Arguello, 772 P.2d 87 (Colo. 1989), and found that he had
knowingly and voluntarily waived his right to counsel. Robinson
represented himself for the remainder of the hearing.
¶6 Robinson appeared pro se at the next hearing but told the trial
court he wanted an attorney other than Nagel. At a bench
conference, Nagel told the court that the prosecution “had sent [her]
an offer on this case” but that Robinson had wanted to represent
himself. The court appointed a second public defender, Christopher
Richardson.
¶7 At Robinson’s arraignment, he appeared with Richardson.

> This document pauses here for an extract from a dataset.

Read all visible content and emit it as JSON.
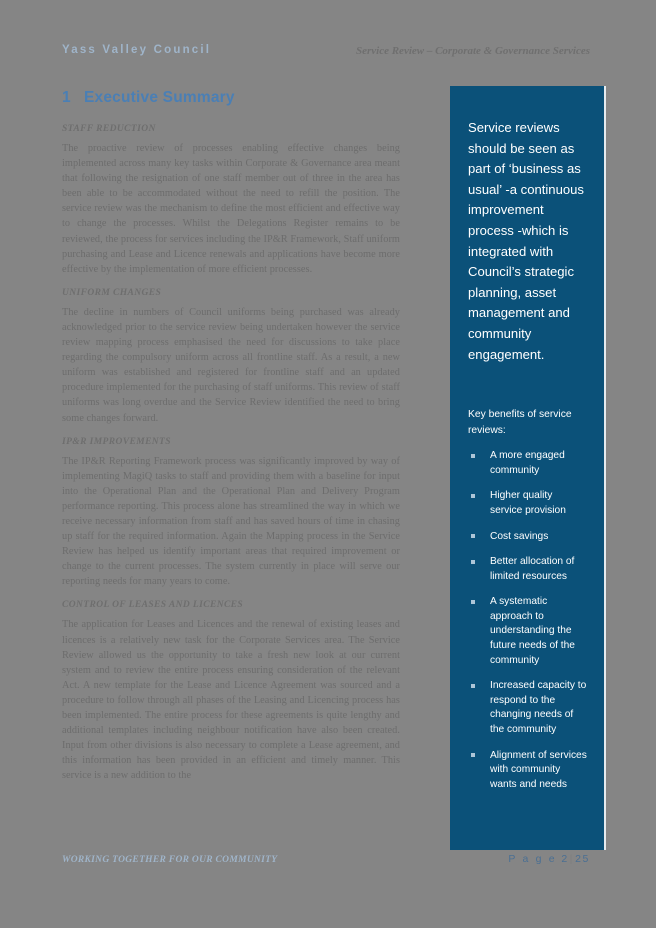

Robinson told the trial court he wished to hire private counsel, but
he opted to remain represented by Richardson solely for the
2 purpose of pleading not guilty without further delay. The court
accepted his plea of not guilty.
¶8 Four days later, on May 11, 2018, when no private counsel
had entered an appearance, Robinson appeared again with
Richardson. But Robinson told the trial court he did not need an
attorney and was ready for trial. The court gave him another
Arguello advisement and found that he had again knowingly,
voluntarily, and intelligently waived his right to counsel. The court
advised him that, ordinarily, the next step would be to set the case
for a disposition hearing so that he could discuss a plea bargain
with the prosecutor. Robinson told the court, “I don’t want no plea
bargain. I’m ready for trial.” He then agreed to the court setting a
trial date and told it to “[a]bsolutely” cancel the disposition hearing.
¶9 Robinson then represented himself at a motions hearing, a
pretrial hearing, and trial.
¶ 10 The jury found Robinson guilty as charged. The trial court
sentenced him to four years in prison plus three years of mandatory
parole for second degree burglary, with a shorter concurrent
sentence for possession of burglary tools.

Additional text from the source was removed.